Per vent’anni i Subsonica hanno dato una grande certezza di base al loro pubblico. Che in nessuna occasione si sarebbero tirati indietro dal vivo. Che non avrebbero sputato sangue, che non avrebbero finito il concerto sudati, col fiato corto. D’altra parte, esistono più foto di Samuel che salta piuttosto che con i piedi sul palco. Per il tour de Il codice della bellezza, che arriva a Milano in un Alcatraz sudatissimo e sold-out, Mr. Romano non ha nessuna intenzione di mollare il colpo o di tirarsi indietro. Anche se le primavere, ormai, – e mi scuserà se lo sottolineo – sono 45.

Nel suo disco solista, – e mi scuserà di nuovo – questa cifra si sente. Si sente più nelle intenzioni che nel risultato. L’album è una riflessione matura sul suo ruolo, sul fatto di affermare se stesso come cantautore pop contemporaneo (urca). Insomma, un disco che parla principalmente del bisogno di trovare un posto nel mondo come Samuel, non come Samuel-dei-Subsonica. E, considerazione personale, potrebbe anche non succedere più di vedere un Samuel-dei-Subsonica, viste le strade molto diverse che tutti i membri della band hanno preso. E visto che sembrano essere tutti molto contenti del risultato finale.

Ecco, il discorso cambia tutto se si passa al palco. Il set è minimale, ma quasi abbondante per i produttori contemporanei, con batteria, synth e macchine varie e pianoforte, con qualche inserimento di chitarra, ukulele e altri strumenti. Ma la differenza la fa Samuel.
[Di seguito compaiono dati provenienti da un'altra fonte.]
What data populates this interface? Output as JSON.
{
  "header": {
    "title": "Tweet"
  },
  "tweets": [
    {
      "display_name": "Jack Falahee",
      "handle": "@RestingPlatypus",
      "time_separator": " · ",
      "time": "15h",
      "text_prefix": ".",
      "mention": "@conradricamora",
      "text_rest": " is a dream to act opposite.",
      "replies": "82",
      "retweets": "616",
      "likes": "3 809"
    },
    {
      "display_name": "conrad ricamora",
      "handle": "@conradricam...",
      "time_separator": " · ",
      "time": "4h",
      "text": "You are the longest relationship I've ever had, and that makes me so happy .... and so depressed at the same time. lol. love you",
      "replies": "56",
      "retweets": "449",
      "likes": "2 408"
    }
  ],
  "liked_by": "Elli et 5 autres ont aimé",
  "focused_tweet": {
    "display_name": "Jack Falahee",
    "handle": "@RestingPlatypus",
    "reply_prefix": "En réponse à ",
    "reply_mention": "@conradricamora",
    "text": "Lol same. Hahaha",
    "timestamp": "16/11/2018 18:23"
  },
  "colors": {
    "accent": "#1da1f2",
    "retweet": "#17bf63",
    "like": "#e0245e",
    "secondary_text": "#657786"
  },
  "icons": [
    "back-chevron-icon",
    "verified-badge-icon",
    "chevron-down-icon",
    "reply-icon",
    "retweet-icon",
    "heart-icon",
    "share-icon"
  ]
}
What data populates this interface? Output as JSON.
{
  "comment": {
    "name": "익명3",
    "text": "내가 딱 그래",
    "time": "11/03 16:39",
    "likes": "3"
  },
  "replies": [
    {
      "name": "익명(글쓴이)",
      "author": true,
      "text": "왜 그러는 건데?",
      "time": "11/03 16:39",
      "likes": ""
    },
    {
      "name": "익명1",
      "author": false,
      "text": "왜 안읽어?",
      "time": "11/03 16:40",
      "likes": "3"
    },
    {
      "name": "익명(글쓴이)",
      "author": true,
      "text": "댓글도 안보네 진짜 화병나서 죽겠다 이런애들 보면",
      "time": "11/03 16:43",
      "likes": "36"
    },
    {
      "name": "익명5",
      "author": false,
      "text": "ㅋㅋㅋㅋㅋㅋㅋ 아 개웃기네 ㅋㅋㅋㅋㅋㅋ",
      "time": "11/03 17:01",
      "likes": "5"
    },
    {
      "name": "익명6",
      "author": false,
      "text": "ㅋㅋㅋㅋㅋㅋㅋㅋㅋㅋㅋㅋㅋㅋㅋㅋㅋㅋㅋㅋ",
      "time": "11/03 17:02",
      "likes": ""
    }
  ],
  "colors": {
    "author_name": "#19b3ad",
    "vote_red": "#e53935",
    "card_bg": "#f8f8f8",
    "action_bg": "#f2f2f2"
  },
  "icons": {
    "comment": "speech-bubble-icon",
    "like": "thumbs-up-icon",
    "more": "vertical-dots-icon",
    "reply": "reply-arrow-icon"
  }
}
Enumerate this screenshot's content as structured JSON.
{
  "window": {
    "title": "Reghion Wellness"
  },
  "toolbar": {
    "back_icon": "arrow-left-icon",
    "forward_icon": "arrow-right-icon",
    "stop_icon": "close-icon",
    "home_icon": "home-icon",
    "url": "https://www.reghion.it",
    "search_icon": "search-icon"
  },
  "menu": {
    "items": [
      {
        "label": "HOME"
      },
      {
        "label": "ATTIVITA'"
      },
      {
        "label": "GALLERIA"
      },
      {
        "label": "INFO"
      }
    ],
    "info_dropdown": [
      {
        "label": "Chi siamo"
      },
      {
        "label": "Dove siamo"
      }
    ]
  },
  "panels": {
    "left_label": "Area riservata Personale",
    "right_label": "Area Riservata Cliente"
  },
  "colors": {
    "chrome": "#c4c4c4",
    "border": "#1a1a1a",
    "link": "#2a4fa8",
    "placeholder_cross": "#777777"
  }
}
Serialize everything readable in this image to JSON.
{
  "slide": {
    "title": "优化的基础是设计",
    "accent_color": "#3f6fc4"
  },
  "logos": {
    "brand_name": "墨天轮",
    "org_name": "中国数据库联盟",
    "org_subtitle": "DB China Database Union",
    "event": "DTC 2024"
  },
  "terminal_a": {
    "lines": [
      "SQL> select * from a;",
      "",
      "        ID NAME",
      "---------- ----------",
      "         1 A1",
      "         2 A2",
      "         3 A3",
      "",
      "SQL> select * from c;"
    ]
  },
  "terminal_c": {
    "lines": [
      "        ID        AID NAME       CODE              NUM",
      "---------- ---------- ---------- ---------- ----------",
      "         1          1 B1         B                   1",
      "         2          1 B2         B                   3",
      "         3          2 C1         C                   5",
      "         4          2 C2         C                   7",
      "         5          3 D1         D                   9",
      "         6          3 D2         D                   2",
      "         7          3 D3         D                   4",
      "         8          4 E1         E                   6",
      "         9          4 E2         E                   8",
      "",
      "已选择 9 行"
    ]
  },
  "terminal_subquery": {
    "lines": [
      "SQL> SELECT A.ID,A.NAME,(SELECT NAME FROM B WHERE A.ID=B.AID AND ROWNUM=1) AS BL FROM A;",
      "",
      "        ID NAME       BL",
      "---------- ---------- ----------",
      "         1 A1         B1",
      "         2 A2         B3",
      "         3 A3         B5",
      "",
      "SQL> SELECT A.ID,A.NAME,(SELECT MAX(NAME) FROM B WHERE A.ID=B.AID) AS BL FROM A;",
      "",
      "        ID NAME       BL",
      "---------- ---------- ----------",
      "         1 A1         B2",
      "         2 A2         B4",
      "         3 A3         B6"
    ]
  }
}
È in una forma fisica incredibile, saltella, si muove, balla, praticamente per tutta l’ora e mezza di live. Fa anche quel giochino con il microfono che passa da una mano all’altra, per cui era stato un po’ preso in giro sul palco dell’Ariston. Fa impressione vedere come quelle centinaia – ma forse migliaia – di date in 20 anni di live abbiano forgiato un’anima che non ha mai mezza incertezza, che chiacchieri tranquillamente con chiunque, che si prenda tutte le sue pause. Non c’è necessità di molto altro per passare da un brano all’altro della scaletta, che presenta praticamente tutto il disco. Si apre “facile” con Rabbia, si passa da un po’ di cover del passato (tra cui Ho difeso il mio amore, portata anche a Sanremo), da un po’ di pezzi in featuring riproposti (Costa poco, scritta da Stylophonic). In mezzo c’è spazio per un saluto a Chris Cornell.

Ci sono poche citazioni ai tempi che furono. C’è un riferimento al Bob Marley di War, che spesso ha proposto live anche con i Subsonica. E c’è Momenti di noia, ma in versione House of Pain, un po’ più ruvido e acido dell’originale. Il bis del bis è affidato a La statua della mia libertà, tormentone estivo impacchettato, molto Jovanottesco, che “si muove” e fa muovere per l’ultima volta i piedi ai presenti. Tanti saluti a tutti, fiumana di gente in uscita. E Samuel che torna dietro le quinte con il sorriso.

Nota a margine: non ringrazieremo mai abbastanza Mudimbi per le punch-line efficaci, il senso dello show e la faccia tosta che mette in mostra ogni volta che lo incrociamo, in questo caso prima dell’inizio del concerto di Samuel. Ha firmato da poco un contratto importante e se lo merita tutto.